TMT-based quantitative proteomics analysis reveals the attenuated replication mechanism of Newcastle disease virus caused by nuclear localization signal mutation in viral matrix protein

Nuclear localization of cytoplasmic RNA virus proteins mediated by intrinsic nuclear localization signal (NLS) plays essential roles in successful virus replication. We previously reported that NLS mutation in the matrix (M) protein obviously attenuates the replication and pathogenicity of Newcastle disease virus (NDV), but the attenuated replication mechanism remains unclear. In this study, we showed that M/NLS mutation not only disrupted M’s nucleocytoplasmic trafficking characteristic but also impaired viral RNA synthesis and transcription. Using TMT-based quantitative proteomics analysis of BSR-T7/5 cells infected with the parental NDV rSS1GFP and the mutant NDV rSS1GFP-M/NLSm harboring M/NLS mutation, we found that rSS1GFP infection stimulated much greater quantities and more expression changes of differentially expressed proteins involved in host cell transcription, ribosomal structure, posttranslational modification, and intracellular trafficking than rSS1GFP-M/NLSm infection. Further in-depth analysis revealed that the dominant nuclear accumulation of M protein inhibited host cell transcription, RNA processing and modification, protein synthesis, posttranscriptional modification and transport; and this kind of inhibition could be weakened when most of M protein was confined outside the nucleus. More importantly, we found that the function of M protein in the cytoplasm effected the inhibition of TIFA expression in a dose-dependent manner, and promoted NDV replication by down-regulating TIFA/TRAF6/NF-κB-mediated production of cytokines. It was the first report about the involvement of M protein in NDV immune evasion. Taken together, our findings demonstrate that NDV replication is closely related to the nucleocytoplasmic trafficking of M protein, which accelerates our understanding of the molecular functions of NDV M protein.

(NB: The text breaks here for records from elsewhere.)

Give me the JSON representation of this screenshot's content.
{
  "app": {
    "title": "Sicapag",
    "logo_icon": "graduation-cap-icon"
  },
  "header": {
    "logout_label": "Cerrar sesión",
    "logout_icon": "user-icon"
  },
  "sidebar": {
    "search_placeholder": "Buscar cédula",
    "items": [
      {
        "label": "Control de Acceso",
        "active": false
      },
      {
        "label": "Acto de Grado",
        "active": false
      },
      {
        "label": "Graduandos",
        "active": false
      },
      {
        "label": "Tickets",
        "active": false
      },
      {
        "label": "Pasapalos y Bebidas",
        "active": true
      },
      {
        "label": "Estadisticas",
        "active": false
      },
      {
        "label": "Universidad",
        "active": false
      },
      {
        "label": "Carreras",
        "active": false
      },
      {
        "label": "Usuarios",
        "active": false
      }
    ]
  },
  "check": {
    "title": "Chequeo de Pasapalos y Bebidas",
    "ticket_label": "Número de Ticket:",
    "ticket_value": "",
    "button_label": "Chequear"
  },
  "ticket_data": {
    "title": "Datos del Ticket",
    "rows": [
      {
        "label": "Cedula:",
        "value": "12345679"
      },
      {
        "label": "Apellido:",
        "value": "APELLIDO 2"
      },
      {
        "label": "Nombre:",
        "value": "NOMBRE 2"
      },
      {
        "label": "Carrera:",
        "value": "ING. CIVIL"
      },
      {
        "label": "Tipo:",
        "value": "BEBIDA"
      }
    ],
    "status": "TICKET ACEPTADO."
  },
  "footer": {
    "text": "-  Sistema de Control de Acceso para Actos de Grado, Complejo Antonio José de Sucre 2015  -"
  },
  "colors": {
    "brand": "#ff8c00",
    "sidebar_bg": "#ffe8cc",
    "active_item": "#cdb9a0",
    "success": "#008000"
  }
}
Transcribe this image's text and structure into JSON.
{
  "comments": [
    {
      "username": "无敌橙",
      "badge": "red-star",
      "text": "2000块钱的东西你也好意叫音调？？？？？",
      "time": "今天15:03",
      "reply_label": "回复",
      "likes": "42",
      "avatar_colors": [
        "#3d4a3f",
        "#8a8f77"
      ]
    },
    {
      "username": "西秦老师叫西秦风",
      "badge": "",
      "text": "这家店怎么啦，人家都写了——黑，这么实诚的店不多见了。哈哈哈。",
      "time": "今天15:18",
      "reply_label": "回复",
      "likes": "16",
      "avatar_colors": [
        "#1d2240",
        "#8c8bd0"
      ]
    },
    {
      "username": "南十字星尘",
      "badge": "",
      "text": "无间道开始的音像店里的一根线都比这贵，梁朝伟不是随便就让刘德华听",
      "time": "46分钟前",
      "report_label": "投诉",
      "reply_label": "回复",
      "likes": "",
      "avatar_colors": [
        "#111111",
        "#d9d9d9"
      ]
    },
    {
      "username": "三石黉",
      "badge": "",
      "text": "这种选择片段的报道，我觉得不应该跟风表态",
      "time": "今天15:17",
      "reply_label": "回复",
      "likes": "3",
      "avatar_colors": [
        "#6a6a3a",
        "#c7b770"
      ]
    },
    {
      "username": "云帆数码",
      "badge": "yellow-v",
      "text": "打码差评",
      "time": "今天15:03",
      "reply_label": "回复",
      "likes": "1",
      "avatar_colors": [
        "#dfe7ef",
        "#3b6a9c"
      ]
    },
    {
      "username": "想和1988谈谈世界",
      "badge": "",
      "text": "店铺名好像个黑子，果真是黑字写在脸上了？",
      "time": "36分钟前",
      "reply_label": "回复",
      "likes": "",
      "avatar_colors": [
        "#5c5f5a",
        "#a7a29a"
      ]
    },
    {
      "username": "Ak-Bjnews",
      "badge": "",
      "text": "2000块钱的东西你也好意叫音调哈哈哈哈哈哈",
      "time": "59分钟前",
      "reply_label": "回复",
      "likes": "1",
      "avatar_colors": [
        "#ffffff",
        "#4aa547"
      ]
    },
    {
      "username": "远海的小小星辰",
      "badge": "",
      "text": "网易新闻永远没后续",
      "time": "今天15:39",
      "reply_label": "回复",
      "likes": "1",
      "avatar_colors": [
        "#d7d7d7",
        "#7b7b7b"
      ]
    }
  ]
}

胞质RNA病毒蛋白通过固有核定位信号（nuclear localization signal，NLS）介导的核定位过程，对病毒的成功复制至关重要。本团队此前研究发现，基质蛋白（matrix protein，M）上的NLS突变可显著减弱新城疫病毒（Newcastle disease virus，NDV）的复制能力与致病性，但其复制减弱的具体分子机制仍不明确。本研究证实，M蛋白/NLS突变不仅破坏了M蛋白的核质穿梭特性，还损害了病毒RNA的合成与转录过程。采用基于串联质量标签（Tandem Mass Tag，TMT）的定量蛋白质组学分析，对感染亲本NDV rSS1GFP以及携带M/NLS突变的突变株NDV rSS1GFP-M/NLSm的BSR-T7/5细胞进行检测后发现，相较于rSS1GFP-M/NLSm感染组，rSS1GFP感染组可诱导更多数量的差异表达蛋白，且这些参与宿主细胞转录、核糖体结构、翻译后修饰以及胞内运输的差异蛋白的表达变化幅度更为显著。进一步的深度分析表明，M蛋白的主导性核积累会抑制宿主细胞的转录、RNA加工与修饰、蛋白质合成、转录后修饰以及运输过程；而当大部分M蛋白被限制于细胞核外时，这种抑制作用会被削弱。更为关键的是，本研究发现细胞质中的M蛋白可通过剂量依赖的方式抑制TIFA的表达，并通过下调TIFA/TRAF6/NF-κB介导的细胞因子产生来促进NDV的复制。本研究首次报道了M蛋白参与NDV免疫逃逸的现象。综上，本研究结果证实NDV的复制与M蛋白的核质穿梭特性密切相关，这一发现加深了我们对NDV M蛋白分子功能的理解。